To illustrate his point, he relates an anecdote by a man named Bruce Smith, whose abduction experience seemed to involve the U.S. Navy and a person wearing an alien costume. Keith points out how this theme is repeated by other ‘experiencers’ who often identify humans alongside ‘aliens’ in their accounts—but he’s careful to distinguish his proposal from those that include underground bases full of alien/human collaborators. He doesn’t think that the group perpetrating the ‘Big UFO Lie’ is in cahoots with the Grays or Reptilians and dismisses those interpretations as “the sort of stories John Lear and Bill Cooper used to make hay with on late night talk radio.” Instead, he explores the possibility of a hidden human hand guiding the narrative—“a group working behind the scenes to convince us that we are being invaded by space aliens.”

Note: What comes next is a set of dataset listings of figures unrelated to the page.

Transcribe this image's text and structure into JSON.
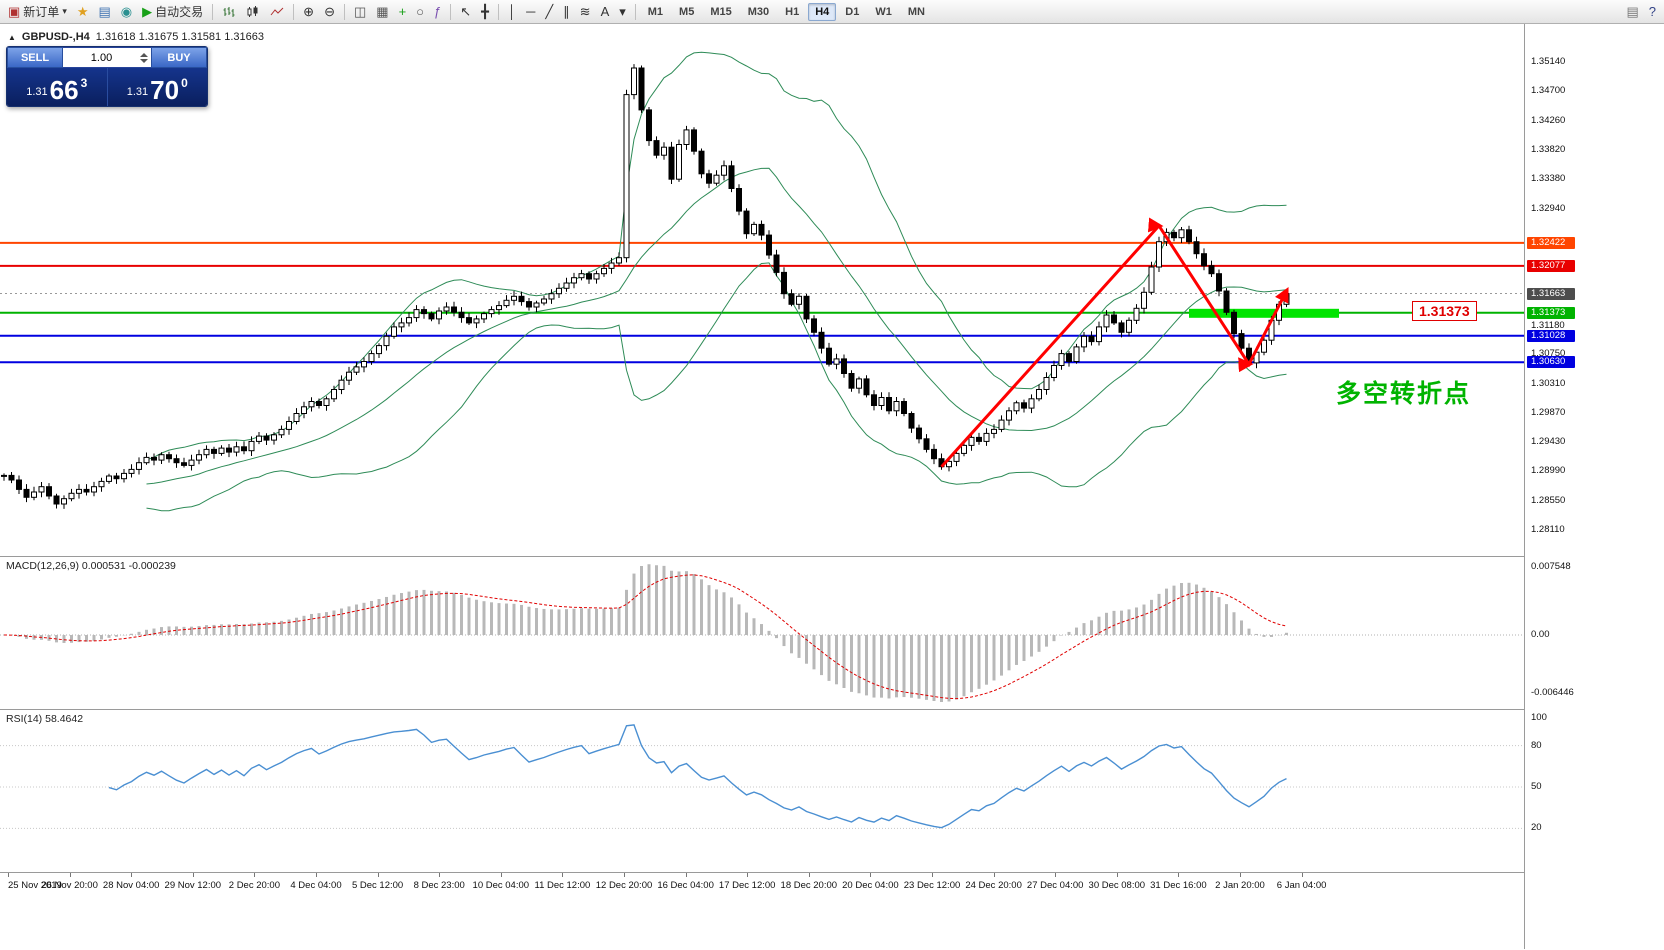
{
  "toolbar": {
    "items": [
      {
        "type": "button",
        "name": "new-order-button",
        "glyph": "▣",
        "glyph_color": "#b03030",
        "label": "新订单",
        "caret": true
      },
      {
        "type": "icon",
        "name": "favorites-icon",
        "glyph": "★",
        "glyph_color": "#e0a020"
      },
      {
        "type": "icon",
        "name": "charts-profile-icon",
        "glyph": "▤",
        "glyph_color": "#3a6fb0"
      },
      {
        "type": "icon",
        "name": "community-icon",
        "glyph": "◉",
        "glyph_color": "#2a9090"
      },
      {
        "type": "button",
        "name": "autotrading-button",
        "glyph": "▶",
        "glyph_color": "#18a018",
        "label": "自动交易"
      },
      {
        "type": "sep"
      },
      {
        "type": "svgicon",
        "name": "bar-chart-icon",
        "icon": "bars"
      },
      {
        "type": "svgicon",
        "name": "candlestick-chart-icon",
        "icon": "candles"
      },
      {
        "type": "svgicon",
        "name": "line-chart-icon",
        "icon": "line"
      },
      {
        "type": "sep"
      },
      {
        "type": "icon",
        "name": "zoom-in-icon",
        "glyph": "⊕",
        "glyph_color": "#333333"
      },
      {
        "type": "icon",
        "name": "zoom-out-icon",
        "glyph": "⊖",
        "glyph_color": "#333333"
      },
      {
        "type": "sep"
      },
      {
        "type": "icon",
        "name": "tile-windows-icon",
        "glyph": "◫",
        "glyph_color": "#555555"
      },
      {
        "type": "icon",
        "name": "cascade-windows-icon",
        "glyph": "▦",
        "glyph_color": "#555555"
      },
      {
        "type": "icon",
        "name": "new-chart-icon",
        "glyph": "+",
        "glyph_color": "#18a018"
      },
      {
        "type": "icon",
        "name": "cycle-icon",
        "glyph": "○",
        "glyph_color": "#555555"
      },
      {
        "type": "icon",
        "name": "indicators-icon",
        "glyph": "ƒ",
        "glyph_color": "#7a4fb0"
      },
      {
        "type": "sep"
      },
      {
        "type": "icon",
        "name": "cursor-icon",
        "glyph": "↖",
        "glyph_color": "#333333"
      },
      {
        "type": "icon",
        "name": "crosshair-icon",
        "glyph": "╋",
        "glyph_color": "#333333"
      },
      {
        "type": "sep"
      },
      {
        "type": "icon",
        "name": "vertical-line-icon",
        "glyph": "│",
        "glyph_color": "#333333"
      },
      {
        "type": "icon",
        "name": "horizontal-line-icon",
        "glyph": "─",
        "glyph_color": "#333333"
      },
      {
        "type": "icon",
        "name": "trendline-icon",
        "glyph": "╱",
        "glyph_color": "#333333"
      },
      {
        "type": "icon",
        "name": "channel-icon",
        "glyph": "∥",
        "glyph_color": "#333333"
      },
      {
        "type": "icon",
        "name": "fibonacci-icon",
        "glyph": "≋",
        "glyph_color": "#333333"
      },
      {
        "type": "icon",
        "name": "text-icon",
        "glyph": "A",
        "glyph_color": "#333333"
      },
      {
        "type": "icon",
        "name": "arrows-dropdown-icon",
        "glyph": "▾",
        "glyph_color": "#333333"
      },
      {
        "type": "sep"
      }
    ],
    "timeframes": [
      {
        "label": "M1"
      },
      {
        "label": "M5"
      },
      {
        "label": "M15"
      },
      {
        "label": "M30"
      },
      {
        "label": "H1"
      },
      {
        "label": "H4",
        "active": true
      },
      {
        "label": "D1"
      },
      {
        "label": "W1"
      },
      {
        "label": "MN"
      }
    ],
    "right_icons": [
      {
        "name": "window-list-icon",
        "glyph": "▤",
        "color": "#777777"
      },
      {
        "name": "help-icon",
        "glyph": "?",
        "color": "#334488"
      }
    ]
  },
  "trade_panel": {
    "sell_label": "SELL",
    "buy_label": "BUY",
    "volume": "1.00",
    "sell_price_small": "1.31",
    "sell_price_big": "66",
    "sell_price_sup": "3",
    "buy_price_small": "1.31",
    "buy_price_big": "70",
    "buy_price_sup": "0"
  },
  "chart": {
    "up_arrow": "▲",
    "title_symbol": "GBPUSD-,H4",
    "title_ohlc": "1.31618 1.31675 1.31581 1.31663"
  },
  "indicators": {
    "macd_label": "MACD(12,26,9)",
    "macd_values": "0.000531 -0.000239",
    "macd_scale": [
      "0.007548",
      "0.00",
      "-0.006446"
    ],
    "rsi_label": "RSI(14)",
    "rsi_value": "58.4642",
    "rsi_scale": [
      "100",
      "80",
      "50",
      "20"
    ]
  },
  "chart_data": {
    "type": "candlestick",
    "symbol": "GBPUSD",
    "timeframe": "H4",
    "closes": [
      1.2893,
      1.2886,
      1.2872,
      1.286,
      1.2868,
      1.2876,
      1.2862,
      1.285,
      1.2858,
      1.2866,
      1.2872,
      1.2868,
      1.2876,
      1.2884,
      1.2892,
      1.2888,
      1.2896,
      1.2902,
      1.2912,
      1.292,
      1.2916,
      1.2924,
      1.2918,
      1.2912,
      1.2908,
      1.2916,
      1.2924,
      1.2932,
      1.2926,
      1.2934,
      1.2928,
      1.2936,
      1.293,
      1.2944,
      1.2952,
      1.2946,
      1.2954,
      1.2962,
      1.2974,
      1.2986,
      1.2996,
      1.3004,
      1.2998,
      1.3008,
      1.3022,
      1.3036,
      1.3048,
      1.3056,
      1.3064,
      1.3076,
      1.3088,
      1.3102,
      1.3116,
      1.3122,
      1.313,
      1.3142,
      1.3136,
      1.3128,
      1.314,
      1.3146,
      1.3138,
      1.313,
      1.3122,
      1.3128,
      1.3136,
      1.3142,
      1.3148,
      1.3156,
      1.3162,
      1.3154,
      1.3146,
      1.3152,
      1.3158,
      1.3166,
      1.3174,
      1.3182,
      1.319,
      1.3196,
      1.3188,
      1.3196,
      1.3204,
      1.3212,
      1.322,
      1.3465,
      1.3505,
      1.3442,
      1.3396,
      1.3374,
      1.3386,
      1.3338,
      1.339,
      1.3412,
      1.338,
      1.3346,
      1.3332,
      1.3344,
      1.3358,
      1.3324,
      1.329,
      1.3256,
      1.327,
      1.3254,
      1.3224,
      1.3198,
      1.3166,
      1.315,
      1.3162,
      1.3128,
      1.3108,
      1.3084,
      1.306,
      1.3068,
      1.3046,
      1.3024,
      1.3038,
      1.3014,
      1.2998,
      1.301,
      1.299,
      1.3004,
      1.2986,
      1.2964,
      1.2948,
      1.2932,
      1.2918,
      1.2906,
      1.2914,
      1.2926,
      1.2938,
      1.295,
      1.2944,
      1.2956,
      1.2962,
      1.2976,
      1.299,
      1.3002,
      1.2994,
      1.3008,
      1.3022,
      1.304,
      1.3058,
      1.3076,
      1.3064,
      1.3086,
      1.3102,
      1.3094,
      1.3116,
      1.3134,
      1.3122,
      1.3108,
      1.3126,
      1.3144,
      1.3168,
      1.3206,
      1.3244,
      1.3258,
      1.325,
      1.3262,
      1.3244,
      1.3226,
      1.3208,
      1.3196,
      1.317,
      1.3138,
      1.3106,
      1.3084,
      1.3062,
      1.3078,
      1.3096,
      1.3126,
      1.315,
      1.31663
    ],
    "price_axis_labels": [
      1.3514,
      1.347,
      1.3426,
      1.3382,
      1.3338,
      1.3294,
      1.3118,
      1.3075,
      1.3031,
      1.2987,
      1.2943,
      1.2899,
      1.2855,
      1.2811
    ],
    "levels": [
      {
        "price": 1.32422,
        "color": "#ff4500"
      },
      {
        "price": 1.32077,
        "color": "#e80000"
      },
      {
        "price": 1.31373,
        "color": "#00b300"
      },
      {
        "price": 1.31028,
        "color": "#0000e0"
      },
      {
        "price": 1.3063,
        "color": "#0000e0"
      }
    ],
    "current_price": {
      "value": 1.31663,
      "color": "#4d4d4d"
    },
    "bollinger": {
      "period": 20,
      "deviation": 2,
      "color": "#2e8b57"
    },
    "zone": {
      "from_index": 158,
      "to_index": 178,
      "price": 1.31373,
      "color": "#00e400"
    },
    "zigzag": {
      "color": "#ff0000",
      "points": [
        {
          "i": 125,
          "p": 1.2906
        },
        {
          "i": 154,
          "p": 1.3268
        },
        {
          "i": 166,
          "p": 1.306
        },
        {
          "i": 171,
          "p": 1.317
        }
      ]
    },
    "callout": {
      "text": "1.31373"
    },
    "annotation": {
      "text": "多空转折点"
    },
    "macd": {
      "fast": 12,
      "slow": 26,
      "signal": 9,
      "histogram_color": "#b8b8b8",
      "signal_color": "#e00000"
    },
    "rsi": {
      "period": 14,
      "line_color": "#4a8fd2",
      "levels": [
        80,
        50,
        20
      ]
    },
    "date_labels": [
      "25 Nov 2019",
      "26 Nov 20:00",
      "28 Nov 04:00",
      "29 Nov 12:00",
      "2 Dec 20:00",
      "4 Dec 04:00",
      "5 Dec 12:00",
      "8 Dec 23:00",
      "10 Dec 04:00",
      "11 Dec 12:00",
      "12 Dec 20:00",
      "16 Dec 04:00",
      "17 Dec 12:00",
      "18 Dec 20:00",
      "20 Dec 04:00",
      "23 Dec 12:00",
      "24 Dec 20:00",
      "27 Dec 04:00",
      "30 Dec 08:00",
      "31 Dec 16:00",
      "2 Jan 20:00",
      "6 Jan 04:00"
    ]
  }
}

Who does Keith believe is manufacturing this grand deception? A familiar clandestine organization that finds time to participate in just about every major conspiracy: the eponymous “Illuminati” of the book’s title. Working under the cover of Freemasonry—“the most active and far reaching of the Illuminati fronts at the present time”—he accuses the occult cabal of cultivating the public’s perception of UFOs.
As evidence for his theory, he links triangle-UFOs (the pyramidal three-sided shape sacred to Freemasons); ‘contactees’ with messages from Sirius (the Illuminati trace their order back to “divine visitors from the star system Sirius”); and space-brothers calling for global unity (thinly-veiled Masonic NWO talking points), to a ‘revelation of the method’ campaign exposing the Illuminati psy-op behind the UFO phenomenon.

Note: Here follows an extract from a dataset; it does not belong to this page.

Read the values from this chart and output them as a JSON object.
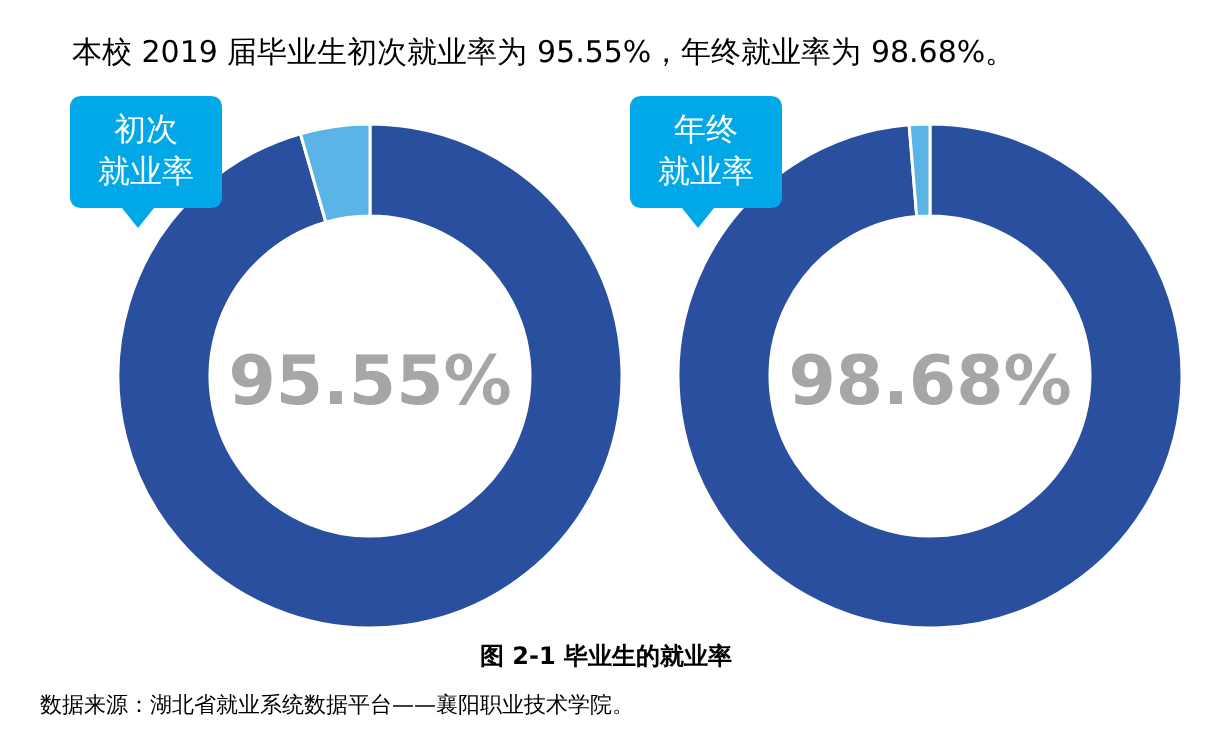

Why go through the trouble of manipulating people into believing in ETs? Keith explains that the UFO deception is merely one leg of the Masonic stool. Mollifying public resistance to aliens fits into a larger initiative meant to hasten the rise of a global New World Order.

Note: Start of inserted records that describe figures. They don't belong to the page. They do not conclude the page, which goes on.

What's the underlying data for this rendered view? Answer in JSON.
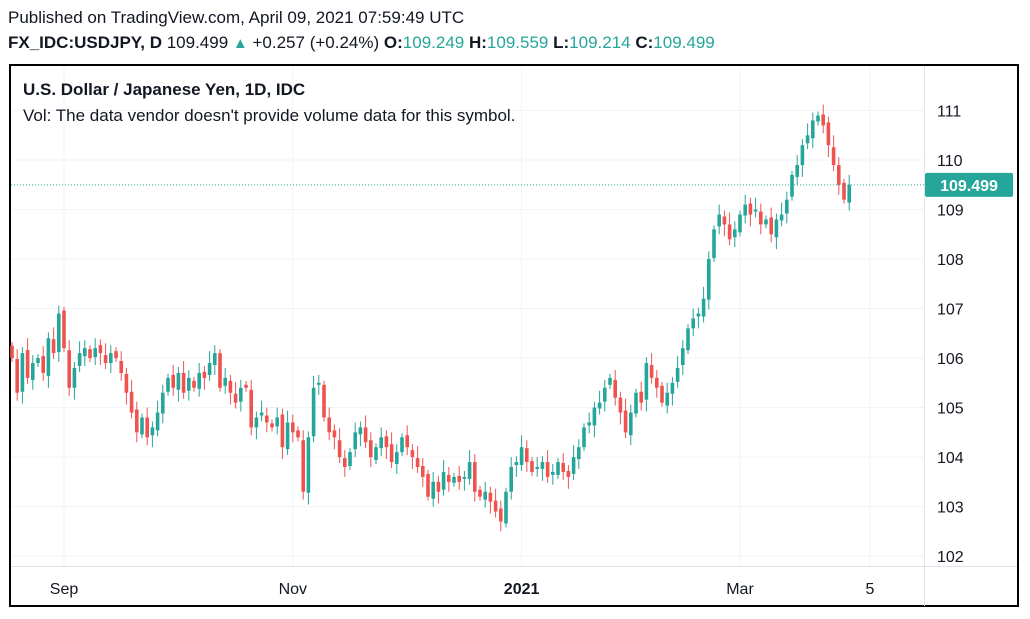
{
  "header": {
    "published": "Published on TradingView.com, April 09, 2021 07:59:49 UTC",
    "symbol": "FX_IDC:USDJPY, D",
    "last": "109.499",
    "change": "+0.257 (+0.24%)",
    "o_label": "O:",
    "o_value": "109.249",
    "h_label": "H:",
    "h_value": "109.559",
    "l_label": "L:",
    "l_value": "109.214",
    "c_label": "C:",
    "c_value": "109.499"
  },
  "colors": {
    "up": "#26a69a",
    "down": "#ef5350",
    "price_tag": "#26a69a"
  },
  "chart_data": {
    "type": "candlestick",
    "title": "U.S. Dollar / Japanese Yen, 1D, IDC",
    "volume_note": "Vol: The data vendor doesn't provide volume data for this symbol.",
    "y_ticks": [
      "102",
      "103",
      "104",
      "105",
      "106",
      "107",
      "108",
      "109",
      "110",
      "111"
    ],
    "ylim": [
      101.8,
      111.9
    ],
    "x_ticks": [
      {
        "label": "Sep",
        "index": 10,
        "bold": false
      },
      {
        "label": "Nov",
        "index": 54,
        "bold": false
      },
      {
        "label": "2021",
        "index": 98,
        "bold": true
      },
      {
        "label": "Mar",
        "index": 140,
        "bold": false
      },
      {
        "label": "5",
        "index": 165,
        "bold": false
      }
    ],
    "last_price": 109.499,
    "last_price_label": "109.499",
    "closes": [
      106.0,
      105.3,
      106.1,
      105.6,
      105.9,
      106.0,
      105.7,
      106.4,
      106.1,
      106.9,
      106.2,
      105.4,
      105.8,
      106.1,
      106.2,
      106.0,
      106.2,
      106.1,
      105.9,
      106.1,
      106.0,
      105.7,
      105.3,
      104.9,
      104.5,
      104.8,
      104.4,
      104.6,
      104.9,
      105.3,
      105.6,
      105.4,
      105.7,
      105.3,
      105.6,
      105.4,
      105.7,
      105.6,
      105.9,
      106.1,
      105.4,
      105.6,
      105.3,
      105.1,
      105.4,
      105.4,
      104.6,
      104.8,
      104.9,
      104.7,
      104.6,
      104.8,
      104.2,
      104.7,
      104.5,
      104.4,
      103.3,
      104.4,
      105.4,
      105.5,
      104.8,
      104.5,
      104.4,
      104.0,
      103.8,
      104.1,
      104.5,
      104.6,
      104.3,
      104.0,
      104.2,
      104.4,
      104.2,
      103.9,
      104.1,
      104.4,
      104.2,
      104.0,
      103.8,
      103.6,
      103.2,
      103.5,
      103.3,
      103.7,
      103.5,
      103.6,
      103.5,
      103.6,
      103.9,
      103.3,
      103.2,
      103.3,
      103.1,
      102.9,
      102.7,
      103.3,
      103.8,
      103.9,
      104.2,
      103.9,
      103.7,
      103.8,
      103.9,
      103.6,
      103.7,
      103.9,
      103.7,
      103.6,
      104.0,
      104.2,
      104.6,
      104.7,
      105.0,
      105.1,
      105.4,
      105.6,
      105.2,
      104.9,
      104.5,
      104.9,
      105.3,
      105.1,
      105.9,
      105.6,
      105.4,
      105.1,
      105.3,
      105.5,
      105.8,
      106.2,
      106.6,
      106.8,
      106.9,
      107.2,
      108.0,
      108.6,
      108.9,
      108.7,
      108.4,
      108.6,
      108.9,
      109.1,
      108.9,
      109.0,
      108.7,
      108.8,
      108.5,
      108.8,
      108.9,
      109.2,
      109.7,
      109.9,
      110.3,
      110.5,
      110.8,
      110.9,
      110.7,
      110.3,
      109.9,
      109.5,
      109.2,
      109.5
    ]
  }
}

He predicted that sometime around the year 2000 (any day now), Masonic elites embedded in the highest levels of government will instigate a worldwide collapse through a financial crisis, war, or other large-scale disaster. As society rapidly declines in the wake of this artificial catastrophe, an answer will appear from above in the form of celestial visitors carrying tidings of redemption. These events will act as an impetus for the Illuminati to seize power, institute a global government, and plant their long-awaited king on a throne within the rebuilt Temple of Solomon. It’s admittedly a lot to digest, but the author does a decent job of connecting the dots in his book.
Whether the Illuminati cult members working to bring about these events actually believe that aliens from Sirius will return is irrelevant—their mission is to condition the population to welcome these interstellar rulers. Failing their arrival, they’re prepared to install their “World King” under the guise of a false-flag invasion event. Two sides of the same coin.
Keith describes how mass media aids and abets the scheme by pushing TV shows and movies that depict extraterrestrials visiting Earth. These contrived storylines prime the global consciousness to accept aliens as a very real prospect—particularly noteworthy in light of the media’s current open-minded reaction to UFOs and the government’s public musings about their potential existence.
Even though he suggests many UFO experiences are bogus, Keith doesn’t paint experiencers as complicit. He outlines how mind control and microwave technologies might be used to “simulate” certain aspects of an encounter. From beaming ‘alien’ voices into someone’s head, to the “usage of hallucinogens and hypnosis along with various ‘extraterrestrial’ stage props,” intelligence agency tactics could account for portions of the UFO phenomenon. He even proposes a link with the JFK assassination, insinuating the involvement of the same secret group: “One macabre possibility is that Lee Harvey Oswald may have received the same sort of brain implant as the alleged saucer abductees.”
Jim Keith didn’t claim to have the multifaceted enigma figured out completely, but Saucers of the Illuminati makes the case that “a statistically significant part” of the modern-day UFO phenomenon is a man-made scam, “conducted with UFO space trappings.” With the mystery still up for grabs, his hypothesis remains just as plausible as ancient aliens from Sirius.